Für Bundeskanzler Helmut Schmidt ist er "Sozi mit Leib und Seele": Hans-Jürgen Wischnewski bekleidet nahezu alle Ämter, die seine Partei zu vergeben hat. Er ist Bundesvorsitzender der Jusos, Geschäftsführer, Schatzmeister und Vize-Vorsitzender der SPD. Mehr als dreißig Jahre gehört er dem Bundestag an und setzt sich für die Belange seines Wahlkreises Köln ein. Geboren wird Wischnewski am 24. Juli 1922 im ostpreußischen Allenstein. Er wächst in Berlin auf: "Mein Elternhaus war preußisch-protestantisch." Nach dem Abitur wird er 1941 zur Wehrmacht eingezogen, kämpft im Zweiten Weltkrieg an der Ostfront. Nach kurzer amerikanischer Kriegsgefangenenschaft kommt er 1945 nach Bayern, wo er als Metallarbeiter tätig ist.
1946 tritt Wischnewski in die SPD und die IG Metall ein. Die Gewerkschaft schickt ihn zur Betreuung von Betriebsräten nach Köln. Dort beginnt Wischnewski seine Parteikarriere: 1957 wird er Vorsitzender des Kölner Kreisverbandes und zieht in den Bundestag ein. "Als ich das erste Mal den Plenarsaal betrat, musste ich in der letzten Reihe sitzen, denn wir saßen alphabetisch", erinnert sich Wischnewski. Herbert Wehner habe ihm gesagt: "Hier musst du Arschloch heißen, wenn du nach vorne willst." Wischnewski schafft es ohne Namensänderung - mit Hilfe einer alten preußische Tugend: "'Ich diene' hat bei mir einen hohen Wert." Wischnewski versteht sich als Pragmatiker, der "Action" braucht: "Das heißt, etwas bewegen. Ein Problem lösen macht mir mehr Spaß als vielleicht ideologische Auseinandersetzungen." Seine erste "Action" führt gleich zu internationalen Verwicklungen: Als er 1958 Algerien im Unabhängigkeitskampf gegen Frankreich unterstützt, beschwert sich der französische Botschafter bei Bundeskanzler Konrad Adenauer (CDU).
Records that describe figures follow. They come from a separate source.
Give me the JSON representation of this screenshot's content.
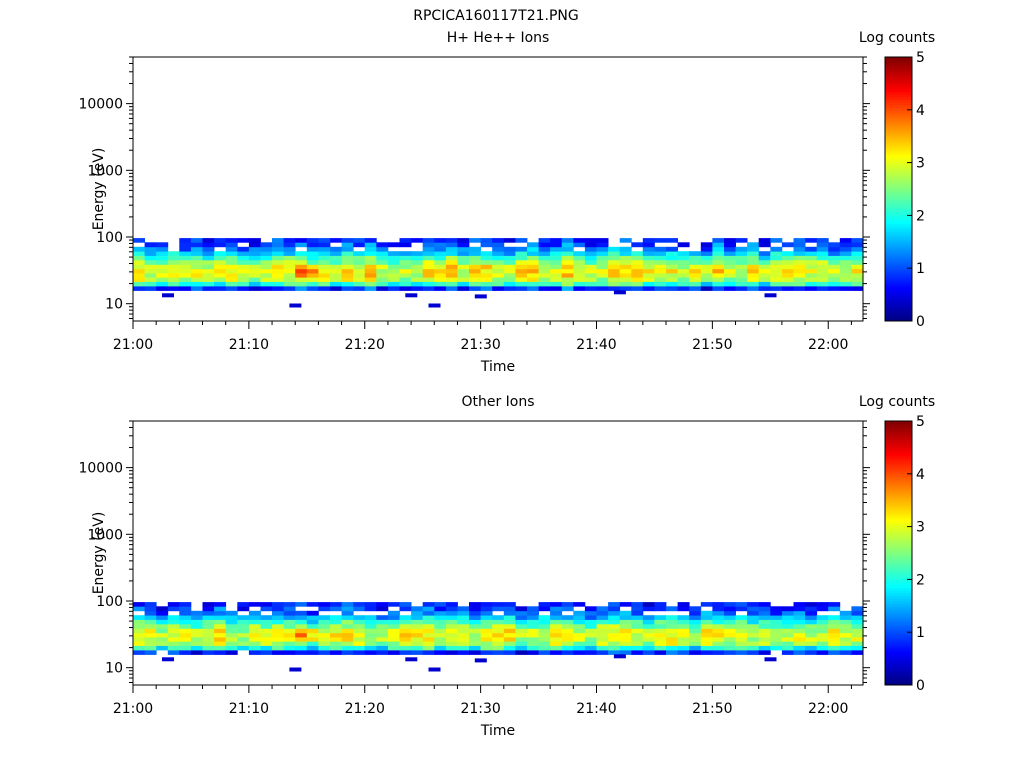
{
  "page_title": "RPCICA160117T21.PNG",
  "chart_data": [
    {
      "type": "heatmap",
      "title": "H+ He++ Ions",
      "xlabel": "Time",
      "ylabel": "Energy (eV)",
      "x_ticks": [
        "21:00",
        "21:10",
        "21:20",
        "21:30",
        "21:40",
        "21:50",
        "22:00"
      ],
      "x_range_minutes": [
        0,
        63
      ],
      "y_scale": "log",
      "y_ticks": [
        "10",
        "100",
        "1000",
        "10000"
      ],
      "y_range": [
        5.5,
        50000
      ],
      "grid": false,
      "colorbar": {
        "label": "Log counts",
        "ticks": [
          "0",
          "1",
          "2",
          "3",
          "4",
          "5"
        ],
        "range": [
          0,
          5
        ]
      },
      "profile": {
        "energy_bins_eV": [
          17,
          20,
          23,
          27,
          31,
          36,
          42,
          49,
          57,
          66,
          77,
          90
        ],
        "typical_log_counts": [
          0.9,
          2.1,
          2.8,
          3.0,
          3.1,
          3.0,
          2.6,
          2.2,
          1.7,
          1.3,
          1.0,
          0.8
        ],
        "peak": {
          "time": "21:14",
          "energy_eV": 31,
          "log_counts": 3.7
        }
      }
    },
    {
      "type": "heatmap",
      "title": "Other Ions",
      "xlabel": "Time",
      "ylabel": "Energy (eV)",
      "x_ticks": [
        "21:00",
        "21:10",
        "21:20",
        "21:30",
        "21:40",
        "21:50",
        "22:00"
      ],
      "x_range_minutes": [
        0,
        63
      ],
      "y_scale": "log",
      "y_ticks": [
        "10",
        "100",
        "1000",
        "10000"
      ],
      "y_range": [
        5.5,
        50000
      ],
      "grid": false,
      "colorbar": {
        "label": "Log counts",
        "ticks": [
          "0",
          "1",
          "2",
          "3",
          "4",
          "5"
        ],
        "range": [
          0,
          5
        ]
      },
      "profile": {
        "energy_bins_eV": [
          17,
          20,
          23,
          27,
          31,
          36,
          42,
          49,
          57,
          66,
          77,
          90
        ],
        "typical_log_counts": [
          0.8,
          2.0,
          2.7,
          2.9,
          3.0,
          2.9,
          2.5,
          2.1,
          1.6,
          1.2,
          0.9,
          0.7
        ],
        "peak": {
          "time": "21:14",
          "energy_eV": 33,
          "log_counts": 3.6
        }
      }
    }
  ]
}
Sein umstrittener Einsatz für Algerien öffnet Wischnewski später die Türen zur arabischen Welt. 1966 wird er in der ersten Großen Koalition Minister für wirtschaftliche Zusammenarbeit. Aufgrund seiner Tätigkeit als Reise-Diplomat vor allem in die arabische Welt erhält Wischnewski von Brandt den Spitznamen "Ben Wisch". 1970 schickt Brandt den Krisenmanager zu einer Flugzeugentführung nach Amman in Jordanien. Mit Hilfe von Palästinenserführer Jassir Arafat gelingt es Wischnewski, über 200 Geisel aus drei entführten Flugzeugen freizubekommen. Immer wieder wird er mit diplomatischen Sondermissionen betraut. Die spektaluärste findet 1977 in Mogadischu statt: die Befreiung von 90 deutschen Geiseln aus einer von palästinensischen Terroristen entführten Lufthansa-Maschine. Wischnewski verhandelt vier Tage, dann stürmt die Anti-Terror-Einheit GSG-9 die Maschine.
Wischnewski bezeichnet sich als "harmoniebedürftig", gleichzeitig gehe er aber keinem Streit aus dem Weg. Auch nicht in der eigenen Partei: Er kritisiert Hans-Jochen Vogel, Brandt und seinen Freund Helmut Schmidt. "Wenn er bisweilen gesagt hat: Das kannst du so nicht machen, dann hat er immer recht gehabt", erinnert sich Schmidt. 1990 scheidet Wischnewski aus dem Bundestag aus und vermittelt von nun an im Nahen Osten. 1999 trifft ihn ein schwerer Schicksalsschlag: Die älteste seiner drei Töchter - die über 20 Jahren an Multipler Sklerose leidet - nimmt sich gemeinsam mit ihrem Ehemann das Leben. Ein paar Wochen danach hat Wischnewski einen Herzinfarkt. Zwei Jahre später verliert er seine dritte Frau durch Leukämie. Nach einem weiteren Herzanfall stirbt Wischnewski am 24. Februar 2005 im Alter von 82 Jahren in einem Kölner Krankenhaus.